This article is reposted from Presbyterians Today, a publication of the Presbyterian Church (USA). You can read it and see photos in the online version of Presbyterians Today magazine. The article is written by Linda Valentine, who is the executive director of the Presbyterian Mission Agency.
‘Little one, for you Jesus Christ came into the world’
An old baptismal liturgy may hold the key for understanding what it means to be Presbyterian.
by Linda Valentine
When my colleagues Rob and Christine Coy Fohr’s daughter, Madeline, was baptized last December at Highland Presbyterian Church in Louisville, the children of our church sang the hymn “God Claims You” (2249 in Sing the Faith). As they sang, “Madeline, Madeline, God loves you,” the sanctuary filled with love and remembrance of baptisms precious to us. They then inserted Rob’s and Christine’s names and sang to them. This hymn has become a new, deeply moving tradition for our church family, as the children join in welcoming their new friend while members of the congregation vow to nurture the child and support their parents in faith.

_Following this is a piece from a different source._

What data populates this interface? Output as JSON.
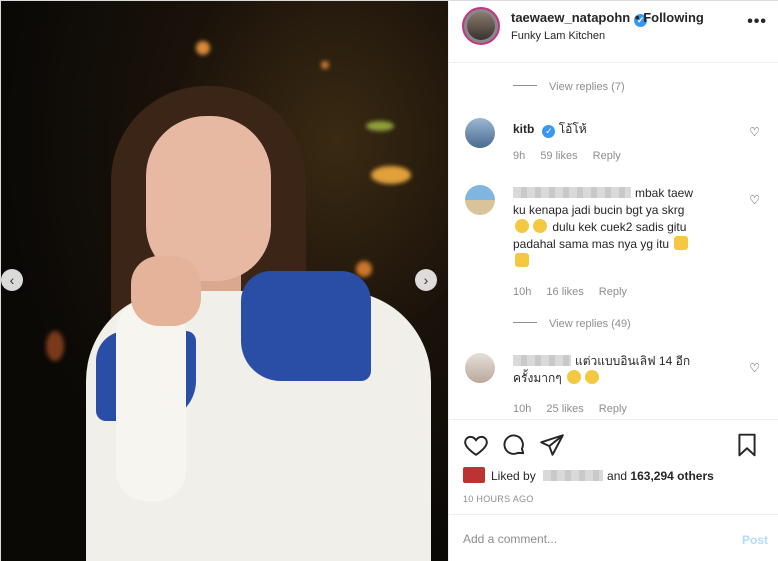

Whether we are baptized as infants, children, or adults, it is in that profoundly gracious act that our journey of discerning and living out our Christian calling begins. For us Presbyterians, baptism is “a sign and act of God’s self-giving, by which God’s grace is made available to us” (Book of Common Worship). And our grateful response—at all ages and stages of life—is to become more and more like Christ in living out our faith.